RAS public lecture, 12th April 2016
by Professor Ian Crawford (Birkbeck)
It is now over 40 years since the last Apollo astronauts left the surface of the Moon, and for most of that time the lunar surface has been left undisturbed. However, continued analysis of the Apollo samples, and more recent measurements made by lunar orbiting spacecraft, have confirmed that the lunar geological record still has much to tell us about the earliest history of the Solar System, the origin of the Earth and Moon, and the geological evolution of rocky planets. There is broad agreement that further advances in these areas will require an end to the 40-year hiatus of lunar surface exploration, and the placing of new scientific instruments on, and the return of additional samples from, the surface of the Moon.

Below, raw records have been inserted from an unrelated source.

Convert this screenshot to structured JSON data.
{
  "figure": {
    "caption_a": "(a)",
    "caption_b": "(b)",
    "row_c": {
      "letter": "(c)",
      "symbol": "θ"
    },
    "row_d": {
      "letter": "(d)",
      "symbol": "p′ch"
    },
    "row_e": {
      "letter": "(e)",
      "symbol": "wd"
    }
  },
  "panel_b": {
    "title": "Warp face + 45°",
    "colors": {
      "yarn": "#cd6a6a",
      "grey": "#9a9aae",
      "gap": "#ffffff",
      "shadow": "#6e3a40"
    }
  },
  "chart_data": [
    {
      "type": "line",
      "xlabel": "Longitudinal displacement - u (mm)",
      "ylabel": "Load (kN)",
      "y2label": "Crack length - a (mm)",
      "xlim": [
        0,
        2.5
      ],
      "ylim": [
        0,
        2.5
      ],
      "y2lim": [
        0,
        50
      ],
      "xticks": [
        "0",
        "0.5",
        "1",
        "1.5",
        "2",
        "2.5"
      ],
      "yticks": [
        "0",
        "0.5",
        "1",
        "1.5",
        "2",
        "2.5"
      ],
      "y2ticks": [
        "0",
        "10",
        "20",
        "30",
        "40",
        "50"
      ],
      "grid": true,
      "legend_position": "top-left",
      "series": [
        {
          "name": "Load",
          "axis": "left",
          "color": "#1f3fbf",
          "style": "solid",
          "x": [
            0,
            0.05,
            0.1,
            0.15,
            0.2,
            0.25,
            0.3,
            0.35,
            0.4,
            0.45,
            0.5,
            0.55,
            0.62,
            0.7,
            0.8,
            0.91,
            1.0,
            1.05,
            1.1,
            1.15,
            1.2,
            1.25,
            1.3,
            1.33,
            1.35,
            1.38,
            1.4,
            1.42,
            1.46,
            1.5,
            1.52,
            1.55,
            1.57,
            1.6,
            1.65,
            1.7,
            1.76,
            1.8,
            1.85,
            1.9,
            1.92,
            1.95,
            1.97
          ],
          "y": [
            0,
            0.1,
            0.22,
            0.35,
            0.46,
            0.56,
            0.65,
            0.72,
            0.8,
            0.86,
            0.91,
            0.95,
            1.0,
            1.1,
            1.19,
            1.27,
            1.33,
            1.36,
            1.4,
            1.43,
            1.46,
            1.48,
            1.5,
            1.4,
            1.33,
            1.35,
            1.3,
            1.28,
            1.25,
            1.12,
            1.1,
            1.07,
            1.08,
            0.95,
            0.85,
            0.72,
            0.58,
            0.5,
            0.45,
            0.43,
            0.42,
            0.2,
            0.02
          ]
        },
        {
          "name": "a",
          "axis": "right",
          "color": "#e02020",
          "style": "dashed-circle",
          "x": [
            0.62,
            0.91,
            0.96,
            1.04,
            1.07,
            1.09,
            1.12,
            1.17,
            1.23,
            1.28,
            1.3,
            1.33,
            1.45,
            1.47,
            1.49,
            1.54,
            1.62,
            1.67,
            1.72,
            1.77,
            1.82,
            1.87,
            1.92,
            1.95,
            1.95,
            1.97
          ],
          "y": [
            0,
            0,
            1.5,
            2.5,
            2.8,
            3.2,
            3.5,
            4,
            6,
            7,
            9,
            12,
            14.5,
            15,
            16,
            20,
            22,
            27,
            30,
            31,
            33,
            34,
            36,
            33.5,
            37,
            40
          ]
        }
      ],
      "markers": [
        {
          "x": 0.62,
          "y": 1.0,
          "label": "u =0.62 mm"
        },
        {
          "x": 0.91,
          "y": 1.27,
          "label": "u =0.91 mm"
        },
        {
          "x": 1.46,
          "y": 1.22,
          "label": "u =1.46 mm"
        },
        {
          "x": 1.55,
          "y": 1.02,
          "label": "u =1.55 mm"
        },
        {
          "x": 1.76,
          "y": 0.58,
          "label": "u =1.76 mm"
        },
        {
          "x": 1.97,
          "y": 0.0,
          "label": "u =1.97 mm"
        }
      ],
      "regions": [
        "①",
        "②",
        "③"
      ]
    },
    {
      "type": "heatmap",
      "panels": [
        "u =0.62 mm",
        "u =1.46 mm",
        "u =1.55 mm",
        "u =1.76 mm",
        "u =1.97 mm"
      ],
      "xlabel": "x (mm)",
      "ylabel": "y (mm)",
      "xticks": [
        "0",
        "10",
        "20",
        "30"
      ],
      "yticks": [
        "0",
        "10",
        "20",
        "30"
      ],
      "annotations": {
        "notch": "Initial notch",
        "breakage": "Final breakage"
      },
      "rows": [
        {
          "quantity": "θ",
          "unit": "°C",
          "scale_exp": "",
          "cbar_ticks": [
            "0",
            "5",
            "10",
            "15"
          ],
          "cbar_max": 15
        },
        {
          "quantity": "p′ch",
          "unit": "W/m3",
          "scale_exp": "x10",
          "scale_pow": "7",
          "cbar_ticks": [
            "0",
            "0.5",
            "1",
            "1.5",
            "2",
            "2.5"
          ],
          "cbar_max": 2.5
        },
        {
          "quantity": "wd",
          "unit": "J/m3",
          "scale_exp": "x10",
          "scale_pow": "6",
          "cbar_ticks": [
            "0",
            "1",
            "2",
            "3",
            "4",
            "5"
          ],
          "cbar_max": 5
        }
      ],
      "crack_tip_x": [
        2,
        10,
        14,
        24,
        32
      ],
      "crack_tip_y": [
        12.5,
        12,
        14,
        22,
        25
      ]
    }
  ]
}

For these reasons several space agencies around the world are actively planning a return to the lunar surface, initially with robots but eventually with astronauts. In addition these government-led activities, there is also increasing interest in non-governmental projects to land spacecraft on the Moon, such as the crowd-funded Lunar Mission One and the various proposals entered into the Google Lunar X-Prize competition. This talk will give a brief summary of the history of lunar exploration to-date, and outline the scientific objectives of lunar missions planned for he future. I will argue that while some of these scientific objectives can be achieved robotically, in the longer term most would benefit significantly from renewed human operations on the lunar surface.